- Born: September 21, 1980 Seoul, South Korea
- Died: February 27, 2007 (aged 26) Bagram Airfield, Afghanistan
- Allegiance: South Korea
- Branch: Republic of Korea Army
- Unit: Special Warfare Command
- Conflicts: War in Afghanistan Bagram Airfield bombing †;

= Yoon Jang-ho =

South Korean soldier (1980–2007)

Yoon Jang-ho (윤장호; Hanja: 尹章豪; September 21, 1980 – February 27, 2007) was a South Korean soldier.

Yoon was staff sergeant (posthumous) serving as an English translator in Afghanistan as a member of the Task Force Dasan, a dispatched engineering unit of the Republic of Korea Army. He was killed during the suicide bomb attack on a military base in Bagram on February 27, 2007. The attack occurred at the front gate, where he was waiting to greet two local residents into the base.

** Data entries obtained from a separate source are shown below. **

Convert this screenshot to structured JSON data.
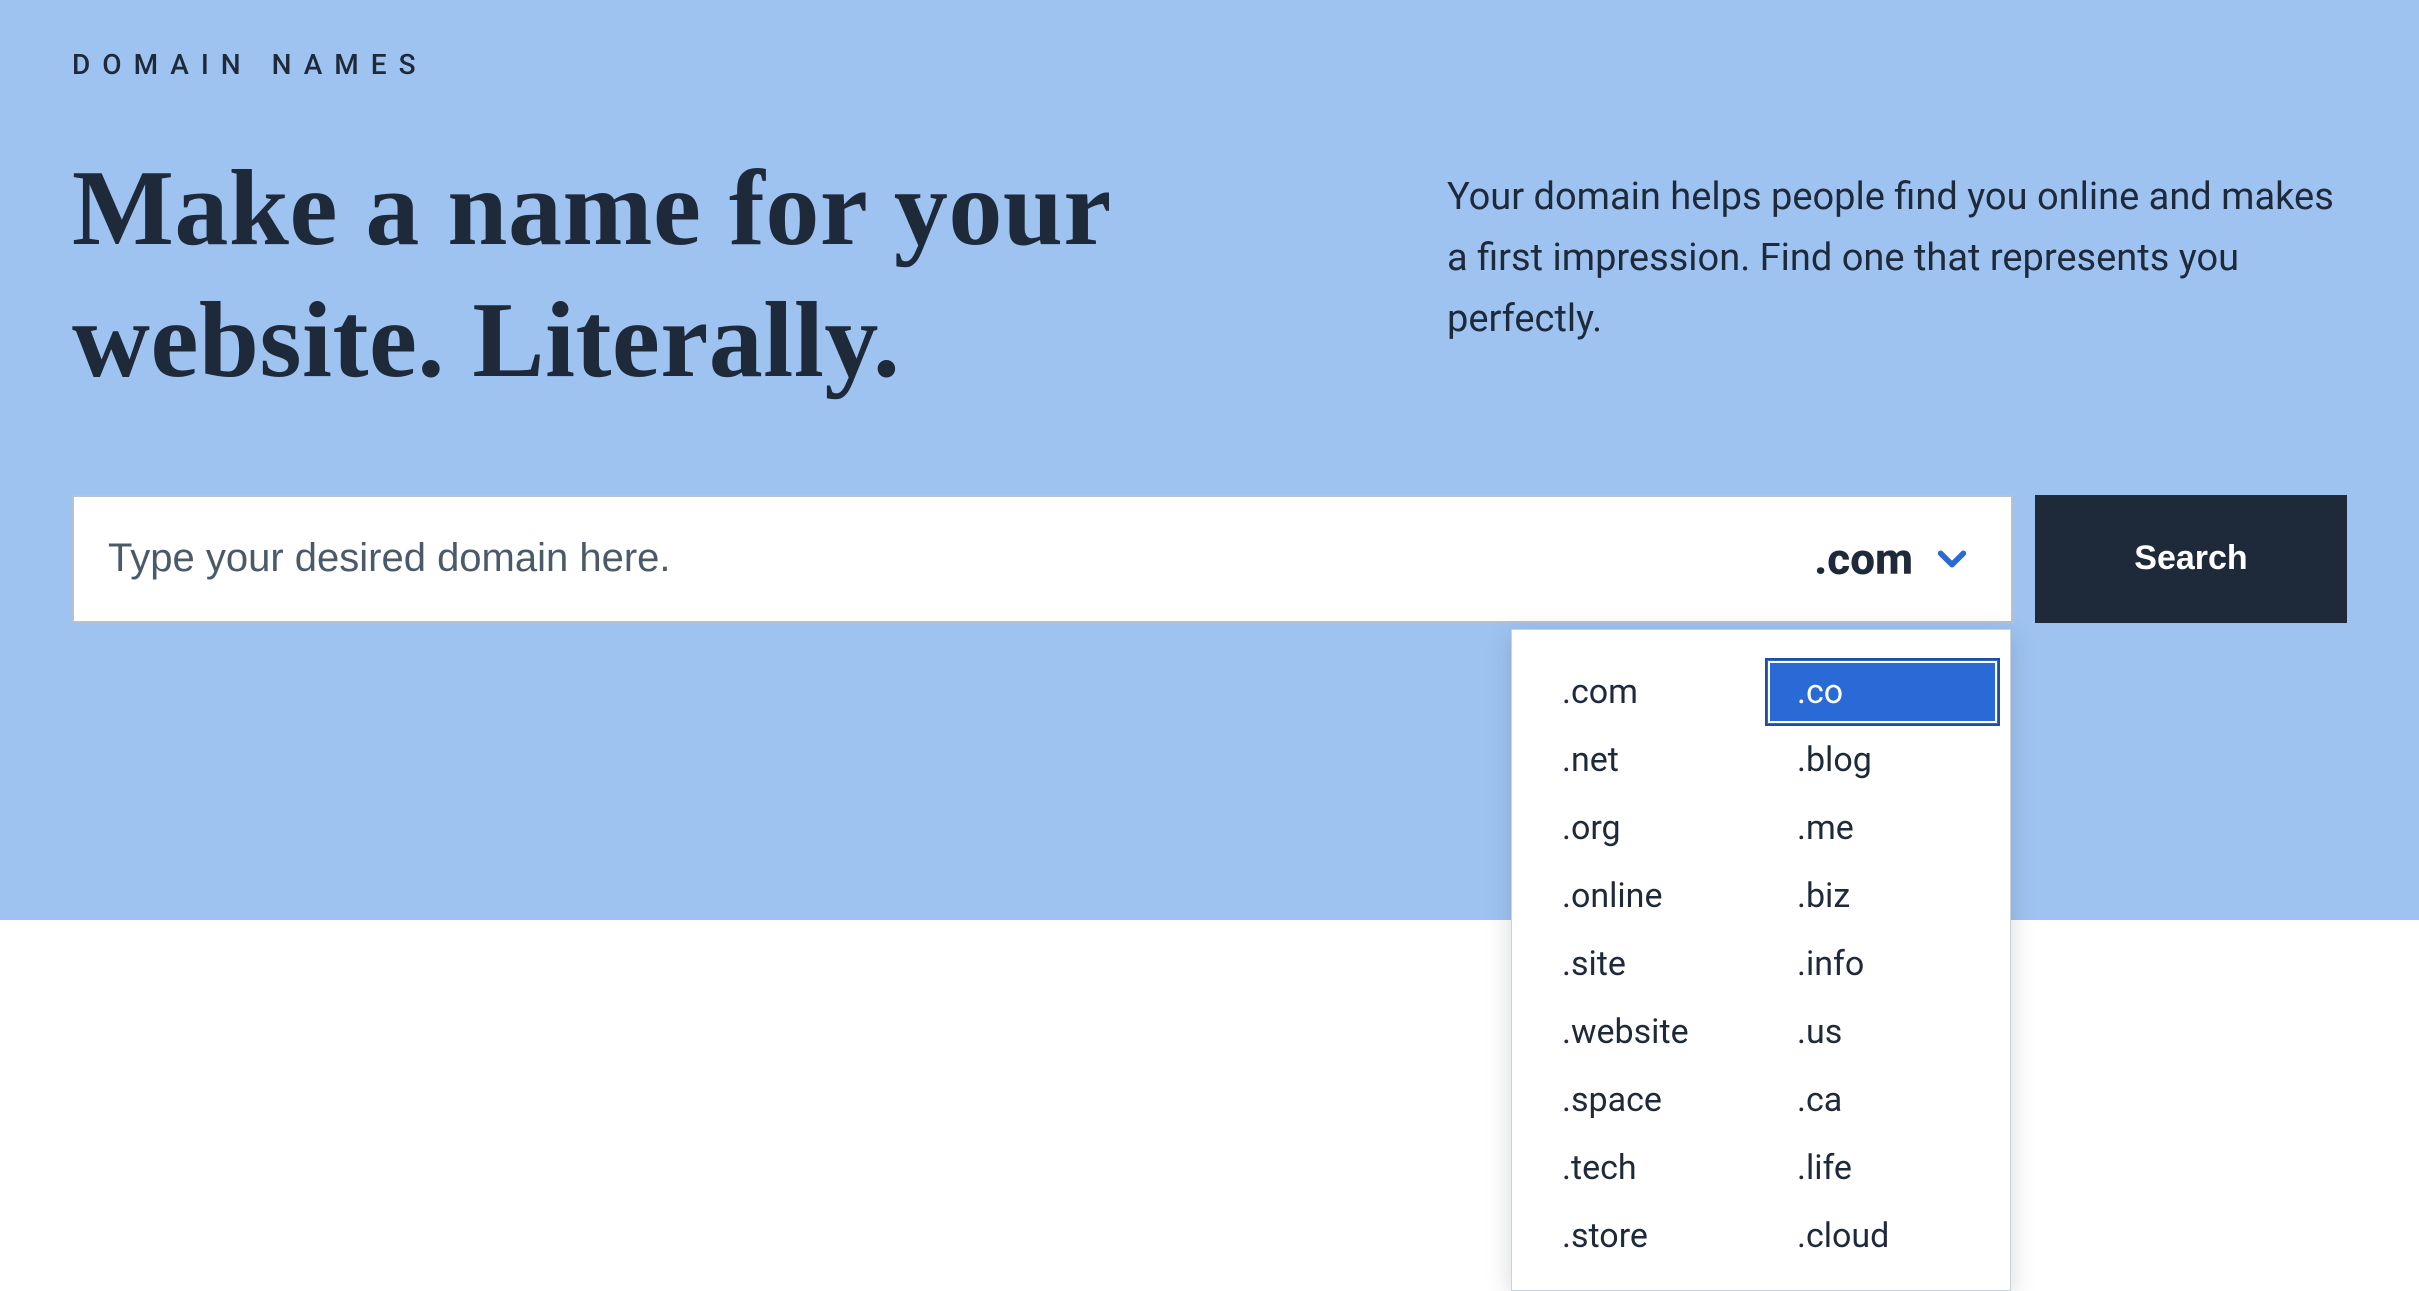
{
  "hero": {
    "eyebrow": "DOMAIN NAMES",
    "headline": "Make a name for your website. Literally.",
    "subhead": "Your domain helps people find you online and makes a first impression. Find one that represents you perfectly."
  },
  "search": {
    "placeholder": "Type your desired domain here.",
    "value": "",
    "selected_tld": ".com",
    "button_label": "Search"
  },
  "tld_dropdown": {
    "col1": [
      ".com",
      ".net",
      ".org",
      ".online",
      ".site",
      ".website",
      ".space",
      ".tech",
      ".store"
    ],
    "col2": [
      ".co",
      ".blog",
      ".me",
      ".biz",
      ".info",
      ".us",
      ".ca",
      ".life",
      ".cloud"
    ],
    "highlighted": ".co"
  },
  "colors": {
    "hero_bg": "#9fc3f1",
    "text_primary": "#1e2a3a",
    "accent_blue": "#2a6ad6",
    "button_bg": "#1e2a3a"
  }
}
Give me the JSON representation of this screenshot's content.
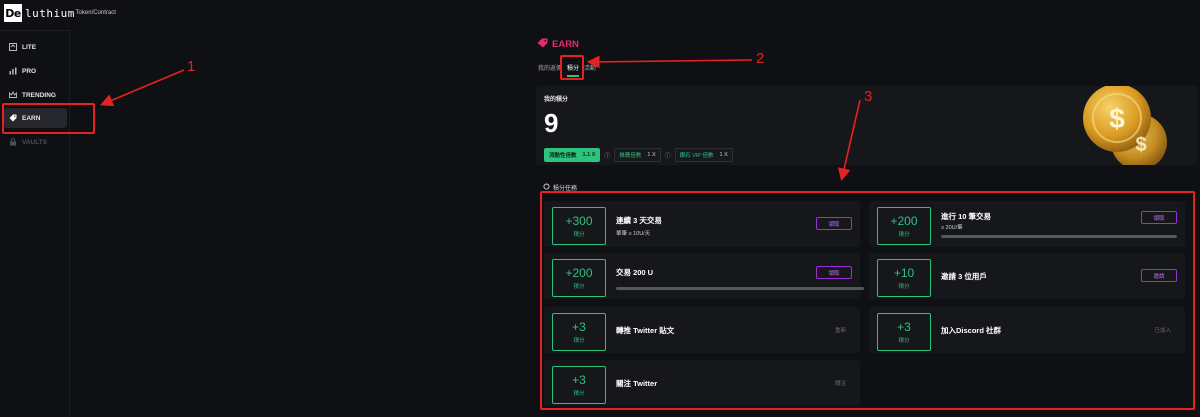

==Early life and education==
Born on September 21, 1980, Yoon Jang-ho was the youngest of three children. After graduating from elementary school in Seoul in 1994, he received secondary education in New York. He graduated from the Kelley School of Business at Indiana University with an undergraduate degree in business in 2003 and started attending the Southern Baptist Theological Seminary in early 2004.

==Career==
In December 2004, Yoon returned to South Korea and joined the South Korean army's Special Warfare Command as a translator in June 2005. He was dispatched to Afghanistan in September 2006, and was to return to South Korea on March 14, 2007, for a planned discharge in June. He was promoted to staff sergeant and received the Inheon Order of Military Merit and the Bronze Star posthumously.